Il s'attache d'abord à justifier que le principe du tiers-exclu ( il n'y a pas de milieu entre une proposition et sa contradictoire, autrement dit p ou non-p, sans troisième possibilité) ne vaut pas toujours et que la naïveté consisterait précisément à l'appliquer systématiquement. À cette fin, il mobilise un livre de Russell, Signification et vérité (1940), duquel il tire trois types de proposition à propos desquels ne s'appliquerait pas le principe du tiers-exclu: le premier type est celui des énoncés dépourvus de sens, comme "quadruplicité boit temporisation". Roger cite et reprend à son compte la position de Russell: le principe du tiers-exclu ne s'applique qu'aux énoncés dotés de sens; le deuxième type est censé (sic) permettre de défendre la thèse qu'il y a des énoncés dotés de sens auxquels pourtant le principe en question ne s'applique pas: Roger cite les deux énoncés suivants: " un lapin est plus petit qu'un rat" et "un lapin est plus gros qu'un rat"; il explique alors que chacun de ces deux énoncés n'est ni vrai ni faux, car dans le premier cas, il est possible qu'existe un lapin plus petit qu'un rat (par exemple un très jeune lapin) et dans le deuxième cas il est possible qu'existe un rat plus gros qu'un lapin (suit un développement sceptique concernant la vérité des lois naturelles).
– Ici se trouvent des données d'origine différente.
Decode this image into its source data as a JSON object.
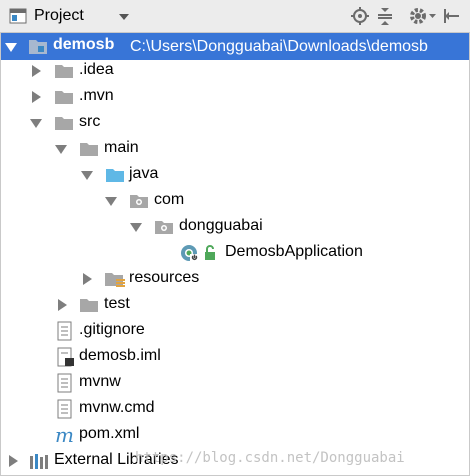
{
  "toolbar": {
    "title": "Project",
    "icons": [
      "project-view-icon",
      "dropdown-arrow-icon",
      "locate-icon",
      "collapse-icon",
      "settings-icon",
      "hide-icon"
    ]
  },
  "tree": {
    "root": {
      "name": "demosb",
      "path": "C:\\Users\\Dongguabai\\Downloads\\demosb"
    },
    "idea": ".idea",
    "mvn": ".mvn",
    "src": "src",
    "main": "main",
    "java": "java",
    "com": "com",
    "dongguabai": "dongguabai",
    "app": "DemosbApplication",
    "resources": "resources",
    "test": "test",
    "gitignore": ".gitignore",
    "iml": "demosb.iml",
    "mvnw": "mvnw",
    "mvnwcmd": "mvnw.cmd",
    "pom": "pom.xml",
    "extlibs": "External Libraries"
  },
  "watermark": "https://blog.csdn.net/Dongguabai",
  "colors": {
    "selection": "#3875d7",
    "folder": "#a7a7a7",
    "source_folder": "#5fb8e6",
    "maven": "#3b88c4"
  }
}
Le troisième type d'énoncé est illustré par "le son du trombone est bleu" (exemple de Russell) mis en rapport par Roger avec deux vers d'Eluard "La terre est bleue comme une orange" et "Les guêpes fleurissent vert": Roger tient à distinguer ce type d'énoncés de celui représenté par "Quadruplicité boit temporisation" en leur attribuant une vérité poétique, accessible, dit-il, seulement si on congédie le principe du tiers-exclu (son idée est que si on applique le principe du tiers-exclu à une vérité poétique - mais non identifiée comme poétique par celui qui applique le principe en question -, on est scandaleusement conduit à la rejeter comme fausse, vu que manière non métaphorique elle n'est pas vraie.
Or cette argumentation me paraît discutable dans le sens où elle ne me semble pas justifier l'idée que le principe du tiers-exclu ne s'applique pas à toutes les propositions.
Mais tout d'abord revenons sur la distinction faite entre le type 1 et le type 3 car elle n'est pas solide. En effet on peut imaginer un contexte rendant poétique l'énoncé présenté comme essentiellement dépourvu de sens (par exemple quadruplicité est un pseudo et temporisation est mis pour les paroles temporisatrices) ; inversement, "les guêpes fleurissent vert" - l'exemple est intéressant car il présente une incorrection grammaticale que présente aussi l'énoncé précédent - n'est qualifiable de poétique que si on dispose de l'information qu'il est tiré du recueil de vers L'amour la poésie. Il n'y aurait donc plus que deux types: les énoncés prima facie inintelligibles analytiquement (toujours convertibles en énoncés métaphoriques pourvu que l'incorrection grammaticale ne fasse pas mettre en doute qu'il s'agisse bel et bien d'un jugement) et les énoncés empiriques présentant soit des exceptions soit des généralités.
En premier lieu, peut-on soutenir qu'un énoncé du type " quadruplicité boit temporisation " n'entre pas dans le champ d'application du principe du tiers exclu ? Oui, si on entend le principe comme voulant dire: tout énoncé est conforme ou non à la réalité sans une troisième possibilité car alors, comme on ne comprend pas l'énoncé, on ne peut pas savoir s'il est vrai ou faux. Mais si on entend le principe comme signifiant: si on pose un énoncé comme vrai, il n'y a pas d'autre possibilité intelligible que de poser comme fausse sa contradictoire (précisément, si je soutiens que p est vrai, la seule autre possibilité concernant p est non-p), le principe s'applique aussi bien aux énoncés en question: il est exclu qu'existe une troisième possibilité entre "quadruplicité boit temporisation" et "quadruplicité ne boit pas temporisation" (si le principe du tiers exclu ne s'appliquait qu'aux énoncés dotés de sens - au sens de possiblement conformes à la réalité et non au sens de bien faits, valides, cohérents -, il ne pourrait être d'aucun usage dans la logique formelle).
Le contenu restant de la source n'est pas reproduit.